Mario Mattiello is passionate about pizza. Being born and raised in Naples, it’s hard not to be. But his professional career took him on a path toward engineering, and after 20 years, he circled back to what many of us would call his origins—and we’re so grateful.
You may ask why a Neapolitan man making pizza here in Lausanne is a story worth telling – it seems obvious – but what Mario and his team have created is unlike anything else here in Lausanne: friends, it’s time to be introduced to Domani.
Only opened this week, Domani is a result of years of dreaming and community crowdfunding. The first Neapolitan pizzeria in Lausanne with a focus on sustainable sourcing by using 100% local and organic ingredients, their core values reflect a desire to minimize waste and create pizza while respecting the environment.
And if the ethos of Domani isn’t enough, the interior is worth a visit. Designed by Lausanne-based architecture and engineering studio Baraki, the black and white checkered tile floor paired with old Swiss bistro chairs, the geometric tile patterns and the twisting staircase mirrored with the bubble light chandelier transports you to a midcentury-inspired oasis. Small details created and installed by our friend Fabio Marco also show how much local love has been poured into this little restaurant on Petit-Chêne.

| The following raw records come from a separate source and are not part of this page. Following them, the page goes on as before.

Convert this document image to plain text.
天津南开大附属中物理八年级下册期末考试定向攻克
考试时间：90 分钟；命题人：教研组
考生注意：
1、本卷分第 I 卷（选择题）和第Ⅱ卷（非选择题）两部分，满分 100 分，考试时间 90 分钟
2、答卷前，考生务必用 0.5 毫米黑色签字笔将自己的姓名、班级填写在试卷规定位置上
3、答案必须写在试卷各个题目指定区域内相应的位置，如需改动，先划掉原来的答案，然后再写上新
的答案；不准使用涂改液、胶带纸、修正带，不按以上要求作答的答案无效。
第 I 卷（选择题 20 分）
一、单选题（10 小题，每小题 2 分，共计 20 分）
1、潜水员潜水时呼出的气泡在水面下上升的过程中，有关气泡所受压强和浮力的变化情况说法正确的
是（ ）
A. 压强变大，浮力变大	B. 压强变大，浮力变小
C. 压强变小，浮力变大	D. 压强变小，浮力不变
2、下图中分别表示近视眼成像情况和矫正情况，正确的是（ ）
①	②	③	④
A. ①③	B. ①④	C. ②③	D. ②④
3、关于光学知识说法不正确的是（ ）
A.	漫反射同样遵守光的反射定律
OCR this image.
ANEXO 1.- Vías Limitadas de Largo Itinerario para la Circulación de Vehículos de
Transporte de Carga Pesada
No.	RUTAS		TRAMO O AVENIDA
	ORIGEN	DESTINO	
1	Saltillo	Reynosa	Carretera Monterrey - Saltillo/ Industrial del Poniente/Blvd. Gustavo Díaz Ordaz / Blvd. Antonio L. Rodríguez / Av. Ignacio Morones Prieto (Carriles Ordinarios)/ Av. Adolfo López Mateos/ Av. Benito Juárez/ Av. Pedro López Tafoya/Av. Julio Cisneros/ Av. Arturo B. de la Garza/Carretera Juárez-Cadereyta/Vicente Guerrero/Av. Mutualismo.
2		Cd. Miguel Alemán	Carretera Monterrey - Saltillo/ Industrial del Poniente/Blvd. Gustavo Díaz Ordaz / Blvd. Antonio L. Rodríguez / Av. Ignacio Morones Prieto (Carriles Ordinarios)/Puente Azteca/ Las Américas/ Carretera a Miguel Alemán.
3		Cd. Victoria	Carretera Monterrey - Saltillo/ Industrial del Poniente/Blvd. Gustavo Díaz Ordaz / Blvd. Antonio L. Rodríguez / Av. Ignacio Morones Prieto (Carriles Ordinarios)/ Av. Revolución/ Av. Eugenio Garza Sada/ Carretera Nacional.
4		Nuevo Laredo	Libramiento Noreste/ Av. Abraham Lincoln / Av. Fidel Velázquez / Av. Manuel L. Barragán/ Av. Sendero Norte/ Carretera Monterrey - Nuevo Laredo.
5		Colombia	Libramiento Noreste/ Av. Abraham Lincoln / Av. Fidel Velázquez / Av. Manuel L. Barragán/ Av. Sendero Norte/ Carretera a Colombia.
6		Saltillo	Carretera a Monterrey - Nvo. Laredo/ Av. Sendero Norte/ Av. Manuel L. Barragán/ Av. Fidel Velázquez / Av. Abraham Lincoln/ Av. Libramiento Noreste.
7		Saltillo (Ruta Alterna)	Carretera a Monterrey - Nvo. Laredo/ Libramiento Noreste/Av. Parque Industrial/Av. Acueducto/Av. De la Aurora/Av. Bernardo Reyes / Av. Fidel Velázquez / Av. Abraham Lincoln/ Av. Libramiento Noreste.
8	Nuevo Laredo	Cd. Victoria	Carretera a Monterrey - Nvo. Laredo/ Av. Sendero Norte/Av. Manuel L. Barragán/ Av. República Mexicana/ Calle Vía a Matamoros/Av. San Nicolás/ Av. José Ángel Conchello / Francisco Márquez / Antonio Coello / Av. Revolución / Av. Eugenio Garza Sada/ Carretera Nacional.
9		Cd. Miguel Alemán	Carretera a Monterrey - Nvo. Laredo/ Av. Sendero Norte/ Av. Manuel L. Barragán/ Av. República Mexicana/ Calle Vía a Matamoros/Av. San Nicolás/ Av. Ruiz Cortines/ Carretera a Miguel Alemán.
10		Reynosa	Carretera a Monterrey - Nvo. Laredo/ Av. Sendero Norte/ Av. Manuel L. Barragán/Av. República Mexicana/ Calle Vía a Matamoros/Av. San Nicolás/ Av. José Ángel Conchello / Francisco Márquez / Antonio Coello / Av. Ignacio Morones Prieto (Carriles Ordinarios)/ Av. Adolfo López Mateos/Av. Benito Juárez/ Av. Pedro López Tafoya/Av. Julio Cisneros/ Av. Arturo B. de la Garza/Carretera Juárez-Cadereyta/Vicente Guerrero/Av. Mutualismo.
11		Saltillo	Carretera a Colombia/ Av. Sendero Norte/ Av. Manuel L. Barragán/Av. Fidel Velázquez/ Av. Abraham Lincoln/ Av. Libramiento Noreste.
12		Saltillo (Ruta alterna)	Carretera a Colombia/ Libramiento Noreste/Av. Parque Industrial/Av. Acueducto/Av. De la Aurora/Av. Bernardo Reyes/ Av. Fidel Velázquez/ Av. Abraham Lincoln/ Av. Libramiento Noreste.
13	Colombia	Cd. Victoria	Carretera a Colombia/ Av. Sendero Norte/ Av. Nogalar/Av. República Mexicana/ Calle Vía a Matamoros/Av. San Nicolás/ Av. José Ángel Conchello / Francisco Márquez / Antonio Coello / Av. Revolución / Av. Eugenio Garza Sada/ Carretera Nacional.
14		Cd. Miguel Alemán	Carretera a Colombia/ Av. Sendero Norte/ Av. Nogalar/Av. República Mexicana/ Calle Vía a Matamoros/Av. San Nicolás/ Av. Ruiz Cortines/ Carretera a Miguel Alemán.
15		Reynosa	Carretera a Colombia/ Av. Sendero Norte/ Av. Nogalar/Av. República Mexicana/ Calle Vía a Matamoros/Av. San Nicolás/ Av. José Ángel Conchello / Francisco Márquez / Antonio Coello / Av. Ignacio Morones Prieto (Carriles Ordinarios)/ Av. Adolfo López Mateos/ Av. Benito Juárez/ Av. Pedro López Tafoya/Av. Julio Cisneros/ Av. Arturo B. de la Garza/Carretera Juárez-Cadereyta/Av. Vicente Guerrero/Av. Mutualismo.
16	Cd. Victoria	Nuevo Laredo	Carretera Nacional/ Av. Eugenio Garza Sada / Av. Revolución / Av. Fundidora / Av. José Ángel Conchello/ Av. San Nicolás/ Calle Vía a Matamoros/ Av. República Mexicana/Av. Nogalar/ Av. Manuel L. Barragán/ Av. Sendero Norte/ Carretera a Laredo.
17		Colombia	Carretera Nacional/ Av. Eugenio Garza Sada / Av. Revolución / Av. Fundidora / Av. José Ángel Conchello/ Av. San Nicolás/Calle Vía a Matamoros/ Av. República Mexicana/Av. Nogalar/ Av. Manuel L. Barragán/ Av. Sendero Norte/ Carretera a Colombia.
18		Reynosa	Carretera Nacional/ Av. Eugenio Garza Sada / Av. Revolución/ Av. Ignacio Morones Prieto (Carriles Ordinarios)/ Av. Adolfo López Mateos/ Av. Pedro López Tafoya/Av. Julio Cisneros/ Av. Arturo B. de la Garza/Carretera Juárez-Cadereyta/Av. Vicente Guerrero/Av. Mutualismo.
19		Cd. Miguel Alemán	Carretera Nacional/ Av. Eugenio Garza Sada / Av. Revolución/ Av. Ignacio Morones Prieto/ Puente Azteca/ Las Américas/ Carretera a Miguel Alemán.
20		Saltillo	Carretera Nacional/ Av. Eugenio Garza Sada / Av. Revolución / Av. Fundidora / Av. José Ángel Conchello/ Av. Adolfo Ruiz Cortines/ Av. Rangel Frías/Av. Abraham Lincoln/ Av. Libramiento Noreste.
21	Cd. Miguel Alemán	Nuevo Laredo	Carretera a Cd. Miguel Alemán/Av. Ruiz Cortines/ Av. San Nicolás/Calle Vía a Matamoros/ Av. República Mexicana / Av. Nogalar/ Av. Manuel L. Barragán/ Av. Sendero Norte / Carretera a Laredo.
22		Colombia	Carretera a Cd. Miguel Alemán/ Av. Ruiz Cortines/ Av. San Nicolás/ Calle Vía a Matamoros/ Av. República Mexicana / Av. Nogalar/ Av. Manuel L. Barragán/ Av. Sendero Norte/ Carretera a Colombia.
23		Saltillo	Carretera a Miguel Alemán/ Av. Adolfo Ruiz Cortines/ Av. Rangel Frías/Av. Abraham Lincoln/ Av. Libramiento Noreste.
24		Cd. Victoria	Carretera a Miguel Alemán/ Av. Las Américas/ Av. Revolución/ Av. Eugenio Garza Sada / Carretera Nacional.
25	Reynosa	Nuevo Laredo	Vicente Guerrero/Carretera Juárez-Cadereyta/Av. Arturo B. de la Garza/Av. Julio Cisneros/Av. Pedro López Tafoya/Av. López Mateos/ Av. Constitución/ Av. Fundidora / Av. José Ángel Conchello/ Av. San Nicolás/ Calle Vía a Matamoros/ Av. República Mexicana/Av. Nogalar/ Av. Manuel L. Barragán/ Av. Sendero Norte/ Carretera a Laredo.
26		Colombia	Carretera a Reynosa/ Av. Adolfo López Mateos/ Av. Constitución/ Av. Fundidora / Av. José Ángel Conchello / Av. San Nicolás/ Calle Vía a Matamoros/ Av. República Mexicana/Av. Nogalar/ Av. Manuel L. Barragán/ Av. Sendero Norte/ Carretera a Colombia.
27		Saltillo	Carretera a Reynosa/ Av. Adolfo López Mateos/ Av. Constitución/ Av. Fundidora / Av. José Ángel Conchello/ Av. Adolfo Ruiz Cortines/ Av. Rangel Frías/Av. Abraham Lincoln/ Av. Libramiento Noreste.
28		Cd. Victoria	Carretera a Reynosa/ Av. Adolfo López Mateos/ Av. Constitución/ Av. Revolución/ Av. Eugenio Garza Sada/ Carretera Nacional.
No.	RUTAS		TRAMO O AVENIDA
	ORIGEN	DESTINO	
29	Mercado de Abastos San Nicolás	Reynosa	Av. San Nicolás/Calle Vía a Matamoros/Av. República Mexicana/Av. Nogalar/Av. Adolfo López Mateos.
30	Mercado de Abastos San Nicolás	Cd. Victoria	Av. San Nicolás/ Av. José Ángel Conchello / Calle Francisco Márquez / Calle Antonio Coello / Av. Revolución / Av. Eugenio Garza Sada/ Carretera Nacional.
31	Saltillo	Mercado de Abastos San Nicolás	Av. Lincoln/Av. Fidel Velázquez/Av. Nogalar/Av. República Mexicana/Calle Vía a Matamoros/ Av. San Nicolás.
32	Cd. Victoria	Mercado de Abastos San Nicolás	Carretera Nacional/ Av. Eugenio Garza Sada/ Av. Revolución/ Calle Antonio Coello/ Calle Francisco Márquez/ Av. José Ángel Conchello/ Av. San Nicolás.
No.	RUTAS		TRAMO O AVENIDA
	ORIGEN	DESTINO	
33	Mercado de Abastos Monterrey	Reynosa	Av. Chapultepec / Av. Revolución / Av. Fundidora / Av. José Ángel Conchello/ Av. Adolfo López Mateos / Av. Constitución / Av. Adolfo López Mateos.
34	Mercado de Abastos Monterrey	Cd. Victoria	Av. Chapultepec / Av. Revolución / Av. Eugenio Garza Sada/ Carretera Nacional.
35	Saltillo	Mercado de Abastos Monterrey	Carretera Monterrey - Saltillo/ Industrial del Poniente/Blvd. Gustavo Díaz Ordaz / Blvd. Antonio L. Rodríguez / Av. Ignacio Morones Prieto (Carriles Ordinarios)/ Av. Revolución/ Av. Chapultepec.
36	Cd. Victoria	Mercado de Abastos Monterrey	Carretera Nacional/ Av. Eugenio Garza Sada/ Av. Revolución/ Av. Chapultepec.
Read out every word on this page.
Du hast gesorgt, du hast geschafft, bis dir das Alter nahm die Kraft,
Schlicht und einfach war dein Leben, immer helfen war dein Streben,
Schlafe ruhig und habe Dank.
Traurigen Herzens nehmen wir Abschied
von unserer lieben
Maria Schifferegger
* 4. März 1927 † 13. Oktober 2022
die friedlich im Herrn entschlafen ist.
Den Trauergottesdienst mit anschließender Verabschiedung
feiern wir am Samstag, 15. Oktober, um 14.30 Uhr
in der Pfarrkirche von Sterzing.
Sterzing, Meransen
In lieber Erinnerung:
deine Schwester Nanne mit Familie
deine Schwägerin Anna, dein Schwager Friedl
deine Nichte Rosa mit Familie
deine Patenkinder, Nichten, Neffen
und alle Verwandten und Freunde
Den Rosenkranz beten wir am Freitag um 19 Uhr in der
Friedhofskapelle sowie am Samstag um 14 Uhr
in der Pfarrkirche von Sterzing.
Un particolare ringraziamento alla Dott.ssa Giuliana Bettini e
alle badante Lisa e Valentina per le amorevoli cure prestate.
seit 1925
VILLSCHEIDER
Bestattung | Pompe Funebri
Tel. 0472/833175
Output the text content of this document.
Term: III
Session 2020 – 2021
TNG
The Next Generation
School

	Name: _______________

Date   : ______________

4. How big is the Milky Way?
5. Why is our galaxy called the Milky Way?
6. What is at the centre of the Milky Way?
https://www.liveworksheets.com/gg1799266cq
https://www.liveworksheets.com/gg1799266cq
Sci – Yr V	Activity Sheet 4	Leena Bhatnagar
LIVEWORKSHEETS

But ultimately, you’re not really here for the story or the atmosphere – the main motive is the pizza. And it is absolute perfection. The chewy and perfectly formed crust – complete with impressive air pockets that demonstrate the oven’s notable heat and the pizzaiolo’s skill –is enough to differentiate this spot from many. But then paired with the quality of the ingredients, the knowledge of its local origins, and the understanding that your pizza was made with love for both you and the planet, it’s one of those delightful meals that forces you to slow down and savor every bite in the moment – while also thinking about tomorrow…or in other words, domani.
Pictured above: The Bufala and the Rustica (NOT pineapple, but potato and fennel sausage on the pizza).